Type
- Type: Local authority

Leadership
- Chairman: Veerakathi Rasaraththinam, TNA since July 2011
- Deputy Chairman: Sabaratnam Selvaratnam, TNA since July 2011
- Seats: 9

Elections
- Last election: 2011 Sri Lankan local government elections

= Thunukkai Divisional Council =

Thunukkai Divisional Council (துணுக்காய் பிரதேச சபை Tuṇukkāy Piratēca Capai; TDC) is the local authority for Thunukkai DS Division in northern Sri Lanka. TDC is responsible for providing a variety of local public services including roads, sanitation, drains, housing, libraries, public parks and recreational facilities. It has 9 members elected using the open list proportional representation system.

==History==
In 1987 there was a major re-organisation of local government in Sri Lanka. District Development Councils were abolished and replaced by Divisional Councils (Pradeshiya Sabha or Pradesha Sabhai). The Pradeshiya Sabha Act No. 15 of 1987 was passed by Parliament on 15 April 1987 and on 1 January 1988 257 Divisional Councils started functioning. The Divisional Councils were generally commensurate with their namesake Divisional Secretary's Divisions. Thunukkai Divisional Council was established as the local authority for Thunukkai DS Division. However, according to the pro-LTTE TamilNet, the Sri Lankan government had suspended all local government in the north and east of the country in 1983 using emergency regulations. The civil war prevented elections from being held for TDC until 2011 as the LTTE did not hold elections when it controlled the area.

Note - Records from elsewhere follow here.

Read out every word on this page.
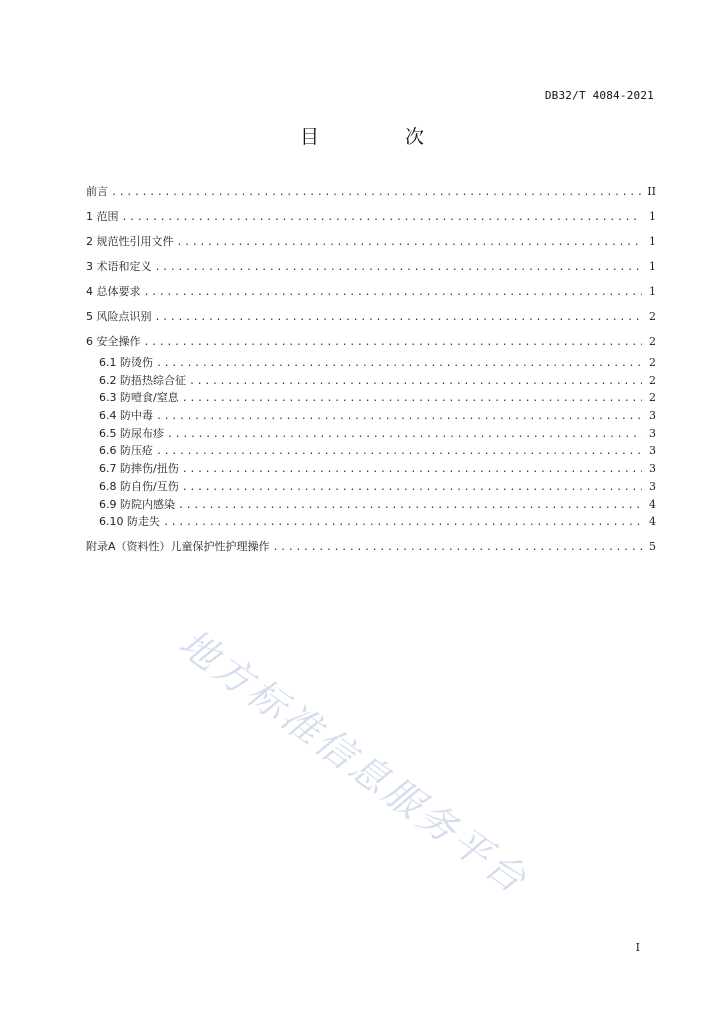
DB32/T 4084-2021
目 次
前言 .....	II
1 范围 .....	1
2 规范性引用文件 .....	1
3 术语和定义 .....	1
4 总体要求 .....	1
5 风险点识别 .....	2
6 安全操作 .....	2
6.1 防烫伤 .....	2
6.2 防捂热综合征 .....	2
6.3 防噎食/窒息 .....	2
6.4 防中毒 .....	3
6.5 防尿布疹 .....	3
6.6 防压疮 .....	3
6.7 防摔伤/扭伤 .....	3
6.8 防自伤/互伤 .....	3
6.9 防院内感染 .....	4
6.10 防走失 .....	4
附录A（资料性）儿童保护性护理操作 .....	5
地方标准信息服务平台
I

In March 1994 elections were held in the east and in Vavuniya in the north. However, elections weren't held in other areas of the north, including the Jaffna Peninsula, because most of these areas were at that time controlled by the rebel Tamil Tigers. In August 1995 the Sri Lankan military launched an offensive to recapture the Jaffna Peninsula. By December 1995 the military had captured most of the Valikamam region of the peninsula, including the city of Jaffna. By 16 May 1996 the military had recaptured the entire peninsula. In late 1996 the government announced elections would be held for 23 local authorities in Jaffna District, Kilinochchi District, Mannar District and Vavuniya District but following opposition from Tamil political parties postponed them. On 3 December 1997 the government announced that elections would be held for the 17 local authorities on the Jaffna Peninsula. The elections were held on 29 January 1998.

On 1 January 2002 local authority elections were called for the entire country. It was later announced that elections would be held on 25 March 2002 in the north and east, and on 20 March 2002 in the rest of the country. The normal life term of Sri Lankan local government bodies is four years. On 21 March 2002 the Election Commissioner announced that the elections in the north and east, except for eight local authorities in Ampara District, had been postponed until 25 September 2002. On 17 September 2002 elections in the north and east were postponed, for a second time, until 25 June 2003. In June 2003 elections in the north and east were postponed, for a third time, until 24 January 2004. In January 2004 elections in the north and east, except for local authorities in Ampara District, were postponed, for a fourth time, until 23 October 2004.

On 27 January 2006 local authority elections were called for the entire country. It was later announced that elections would be held on 30 March 2006 across the entire country. The Election Commissioner subsequently postponed the elections in the north and Batticaloa District until 30 September 2006. On 23 September 2006 elections in the north and Batticaloa District were postponed until 30 June 2007.

==Election results==

===2011 local government election===
Results of the local government election held on 23 July 2011:

| Alliances and parties |  | Votes | % | Seats |
|---|---|---|---|---|
|  | Tamil National Alliance (EPRLF (S), ITAK, PLOTE, TELO, TULF) | 2,198 | 71.69% | 7 |
|  | Citizen's Front (Citizen's Front, EPDP, SLFP et al.) | 847 | 27.63% | 2 |
|  | United National Party | 21 | 0.68% | 0 |
| Valid Votes |  | 3,066 | 100.00% | 9 |
| Rejected Votes |  | 335 |  |  |
| Total Polled |  | 3,401 |  |  |
| Registered Electors |  | 5,227 |  |  |
| Turnout |  | 65.07% |  |  |

The following candidates were elected: Sellaiah Amirthalingam (TNA); Thiyagu Jeyarasa (TNA); Veerakathi Rasaraththinam (TNA); Sabaratnam Selvaratnam (TNA); Thangarajah Sivakolunthu (UPFA); Thankavel Sivakumaran (UPFA); Nageswaran Sujanthan (TNA); Paramalingam Thavamohan (TNA); and Visuvalingam Yogalingam (TNA).

Veerakathi Rasaraththinam (TNA) and Sabaratnam Selvaratnam (TNA) were appointed Chairman and Deputy Chairman respectively.